One congregate population, however, has been largely ignored. These are individuals in jails and prisons. Late in 2020, the American Medical Association stated that incarcerated people should be vaccinated before other healthy Americans. It noted that people in prison have a 5.5-fold greater risk of developing COVID-19 than other people, according to a study of state and federal prisons, where social distancing is often impossible. Jails and prisons are not isolated communities. Not only are people released from these facilities, but those who work there can contract the virus and spread it to those outside.
The New York Times reported Jan. 2 that so many guards had fallen ill in both local jails and in state prison systems around the country that in some places, the authorities were shutting them down and transferring inmates elsewhere — to facilities that then became even more crowded. Staffing shortages over many years had already led to greater concentrations of prisoners. According to a NYT database, there had been more than 480,000 confirmed coronavirus infections and at least 2,100 deaths among inmates and guards in prisons, jails, and detention centers nationwide. Although some states such as Mississippi have boasted of low virus rates in their prisons, often few individuals have been tested.
Apart from the practical benefits of early vaccinations, however, is the moral issue. Predictably, one governor said that there was no way that prisoners would receive vaccines before those who had committed no crimes. One individual scoffed at the idea that all he might have to do to get the vaccine was to commit a crime leading to incarceration.
We need to attend to this issue. First, individuals are innocent until proven guilty. People in jails awaiting trials, many of which have been delayed during the pandemic, have not even been convicted of a crime. Second, we hope that those who have been convicted and incarcerated received appropriate sentences. They did not, however, receive a sentence of serious illness and of a greater likelihood of death than the general population. And for those who would give no quarter to prisoners, we know that convicted individuals are sometimes later found innocent of their crimes.
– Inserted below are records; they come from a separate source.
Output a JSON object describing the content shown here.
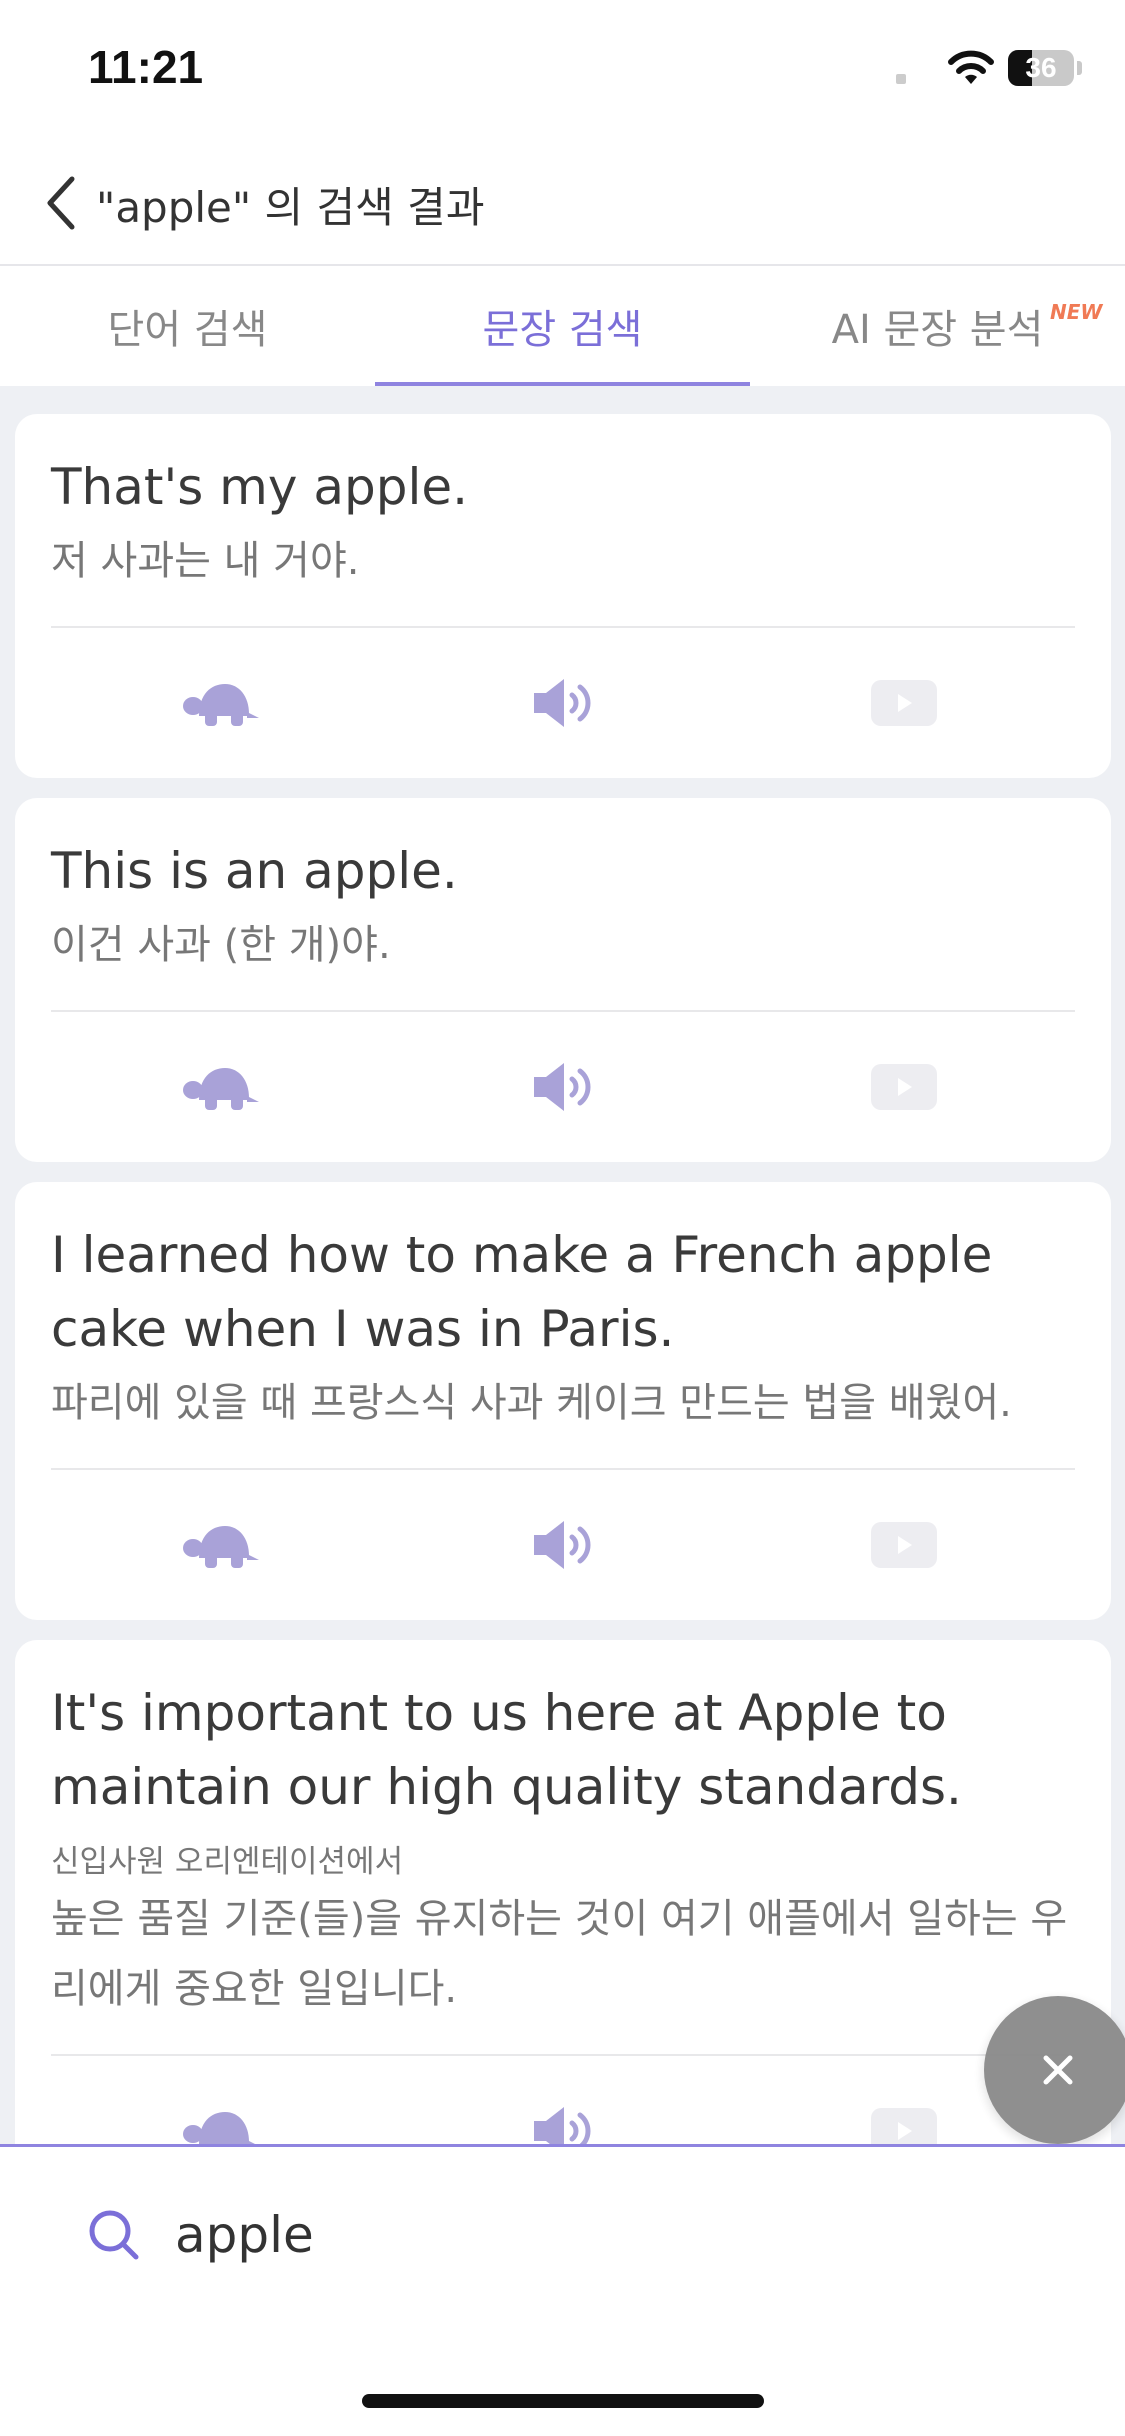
{
  "status_bar": {
    "time": "11:21",
    "battery_level": "36",
    "battery_fraction": 0.36
  },
  "header": {
    "title": "\"apple\" 의 검색 결과"
  },
  "tabs": [
    {
      "label": "단어 검색",
      "active": false
    },
    {
      "label": "문장 검색",
      "active": true
    },
    {
      "label": "AI 문장 분석",
      "active": false,
      "badge": "NEW"
    }
  ],
  "results": [
    {
      "en": "That's my apple.",
      "ko": "저 사과는 내 거야."
    },
    {
      "en": "This is an apple.",
      "ko": "이건 사과 (한 개)야."
    },
    {
      "en": "I learned how to make a French apple cake when I was in Paris.",
      "ko": "파리에 있을 때 프랑스식 사과 케이크 만드는 법을 배웠어."
    },
    {
      "en": "It's important to us here at Apple to maintain our high quality standards.",
      "context": "신입사원 오리엔테이션에서",
      "ko": "높은 품질 기준(들)을 유지하는 것이 여기 애플에서 일하는 우리에게 중요한 일입니다."
    }
  ],
  "search": {
    "value": "apple"
  },
  "colors": {
    "accent": "#7b6fd8",
    "icon": "#a9a2d8",
    "video_icon": "#ededf1"
  }
}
The state of Oregon has the right idea. In early February, Gov. Kate Brown announced that the state would soon offer vaccinations to up to 11,000 inmates in the state’s 14 prisons, after a federal magistrate ordered inoculations in response to disproportionate rates of virus spread and death there.
Incarcerated individuals are human beings. They should not be defined by the worst things they have ever done. They should be treated like others in congregate settings — meaning they should receive vaccines now. As an inmate at Stateville Correctional Center in Illinois, grieving the death of his best friend and cellmate, said in January, “We are all more than our crimes. We are fathers, brothers, uncles, sons, cousins and friends. We matter to people as well.”
Emily Gill is Caterpillar Professor of Political Science Emerita, Bradley University.